Though these wealth disparities were widening before the pandemic, 2020 saw the market continuously hit historic gains. Indexes like NASDAQ Composite returned over 42.58 percent in 2020. With that said, more Americans own stocks than ever. About 53 percent of U.S. households held stocks in 2019, according to the Federal Reserve's Survey of Consumer Finances, a snapshot of U.S. household financial health that is updated every three years. The figure includes indirect ownership through employment retirement accounts, such as 401(k) plans as well as participation through investment apps like Robinhood.  Two researchers from the Swiss Finance Institute, Philippe van der Beck and Coralie Jaunin, went so far as to claim that trading on Robinhood alone added one percent to the overall U.S. stock market during the second quarter of 2020. This came after they added 0.6 percent to U.S. stocks' first-quarter results. This is significant as the app's clientele is mostly young first-time investors.

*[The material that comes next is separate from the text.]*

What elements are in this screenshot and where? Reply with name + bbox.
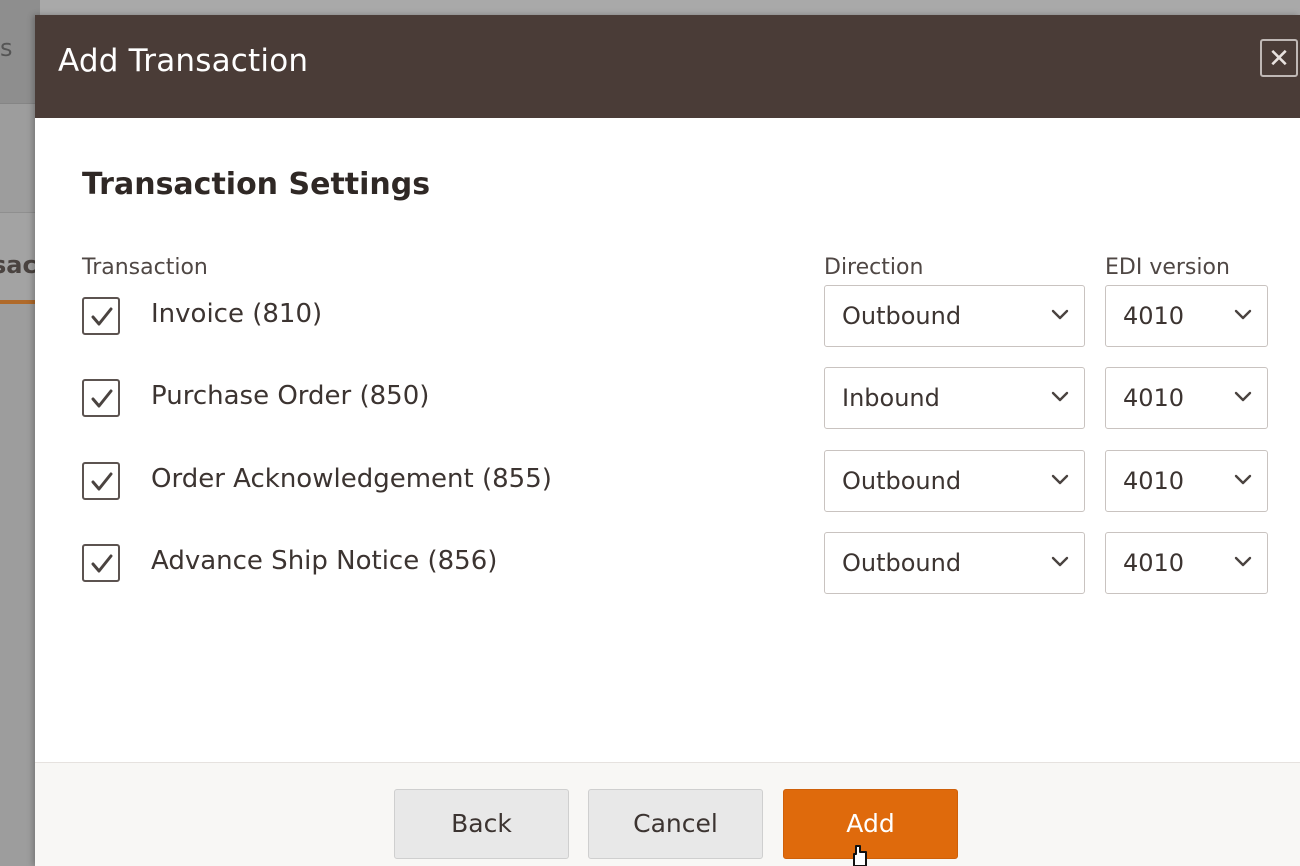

Unfortunately, despite this positive trend up in stock ownership, the truth is that the average American household does not have enough invested in the stock market to gain from market fluctuations. As noted before, 84 percent of the value of stocks is held by the top 10 percent of earners. The wealth generated by the 47 percent of U.S. families who don't own any stock is even more jarring. Many of these individuals were negatively impacted by unemployment and overall income instability and saw household wealth decline during the pandemic.

These two phenomenons (1) tremendous wealth building for top earners and (2) wealth degeneration for those at the bottom, are causing what economists call a K shape recovery. With the rich getting richer and the poor getting poorer.